Although the UK Youth Parliament is an apolitical organisation, the elections are run in a way similar to that of the Local Elections. The votes come from 11 to 18-year olds and are combined to make the decision of the next, 2-year Member of Youth Parliament. The elections are run at different times across the country with Wyre's typically being in early Spring and bi-annually.

===Premises===
The council is based at the Civic Centre on Breck Road in Poulton-le-Fylde. The building was originally a large house called Woodlands, later serving as a convalescent hospital and teacher training college before becoming the council's headquarters in 1988.

==Towns and parishes==
Much of the borough is covered by civil parishes. The parish councils for Fleetwood, Garstang and Preesall have declared their parishes to be towns, allowing them to take the style "town council". The former urban districts of Poulton-le-Fylde and Thornton-Cleveleys form an unparished area.
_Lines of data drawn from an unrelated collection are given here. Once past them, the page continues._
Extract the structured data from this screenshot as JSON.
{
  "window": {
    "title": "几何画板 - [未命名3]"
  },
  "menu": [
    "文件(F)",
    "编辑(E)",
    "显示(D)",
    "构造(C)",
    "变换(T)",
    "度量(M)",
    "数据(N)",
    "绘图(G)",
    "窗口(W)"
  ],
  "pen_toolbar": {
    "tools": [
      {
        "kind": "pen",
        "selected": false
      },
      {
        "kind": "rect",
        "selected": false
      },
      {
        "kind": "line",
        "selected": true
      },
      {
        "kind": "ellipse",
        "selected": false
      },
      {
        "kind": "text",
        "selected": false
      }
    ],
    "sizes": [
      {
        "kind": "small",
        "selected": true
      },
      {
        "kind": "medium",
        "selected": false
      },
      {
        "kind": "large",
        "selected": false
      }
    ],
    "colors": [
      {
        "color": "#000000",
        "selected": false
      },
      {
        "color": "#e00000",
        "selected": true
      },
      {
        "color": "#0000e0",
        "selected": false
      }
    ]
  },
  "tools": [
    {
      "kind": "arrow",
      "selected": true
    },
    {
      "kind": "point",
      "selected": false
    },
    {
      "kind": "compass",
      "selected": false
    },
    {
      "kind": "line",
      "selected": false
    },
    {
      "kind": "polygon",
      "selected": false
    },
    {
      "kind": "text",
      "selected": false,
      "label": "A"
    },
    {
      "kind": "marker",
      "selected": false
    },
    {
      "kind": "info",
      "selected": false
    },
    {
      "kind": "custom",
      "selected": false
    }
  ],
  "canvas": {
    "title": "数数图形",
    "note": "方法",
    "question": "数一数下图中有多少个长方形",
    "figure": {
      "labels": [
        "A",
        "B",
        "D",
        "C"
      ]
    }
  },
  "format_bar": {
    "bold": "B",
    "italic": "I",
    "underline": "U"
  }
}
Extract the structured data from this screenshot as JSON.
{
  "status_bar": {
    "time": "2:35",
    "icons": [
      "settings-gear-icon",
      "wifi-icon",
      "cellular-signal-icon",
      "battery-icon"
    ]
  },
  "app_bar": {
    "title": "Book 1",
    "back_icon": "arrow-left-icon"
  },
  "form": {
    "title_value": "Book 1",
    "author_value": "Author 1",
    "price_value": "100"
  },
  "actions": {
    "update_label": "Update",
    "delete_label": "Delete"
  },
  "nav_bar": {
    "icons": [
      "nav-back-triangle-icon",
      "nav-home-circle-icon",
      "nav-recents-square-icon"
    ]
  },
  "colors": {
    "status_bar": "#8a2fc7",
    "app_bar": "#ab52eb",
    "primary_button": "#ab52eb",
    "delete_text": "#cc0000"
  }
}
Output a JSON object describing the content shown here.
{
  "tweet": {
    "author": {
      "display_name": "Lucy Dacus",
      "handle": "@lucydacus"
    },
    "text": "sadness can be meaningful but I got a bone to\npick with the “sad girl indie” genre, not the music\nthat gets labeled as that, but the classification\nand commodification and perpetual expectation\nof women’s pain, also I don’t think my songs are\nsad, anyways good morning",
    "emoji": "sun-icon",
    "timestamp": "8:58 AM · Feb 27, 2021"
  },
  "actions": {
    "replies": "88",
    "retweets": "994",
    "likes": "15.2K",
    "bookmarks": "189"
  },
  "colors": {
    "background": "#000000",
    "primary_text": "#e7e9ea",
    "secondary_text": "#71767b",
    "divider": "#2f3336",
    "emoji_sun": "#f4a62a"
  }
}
Civil parishes in the Borough of Wyre

1. Barnacre-with-Bonds
2. Bleasdale
3. Cabus
4. Catterall
5. Claughton
6. Fleetwood (town)
7. Forton
8. Garstang (town)
9. Great Eccleston
10. Hambleton
11. Inskip-with-Sowerby
12. Kirkland
13. Myerscough and Bilsborrow
14. Nateby
15. Nether Wyresdale
16. Out Rawcliffe
17. Pilling
18. Preesall (town)
19. Stalmine-with-Staynall
20. Upper Rawcliffe with Tarnacre
21. Winmarleigh

==Freedom of the Borough==
The following people and military units have received the Freedom of the Borough of Wyre.

- Doreen Lofthouse: 13 June 2003.
- The Duke of Lancaster's Regiment: 12 April 2018.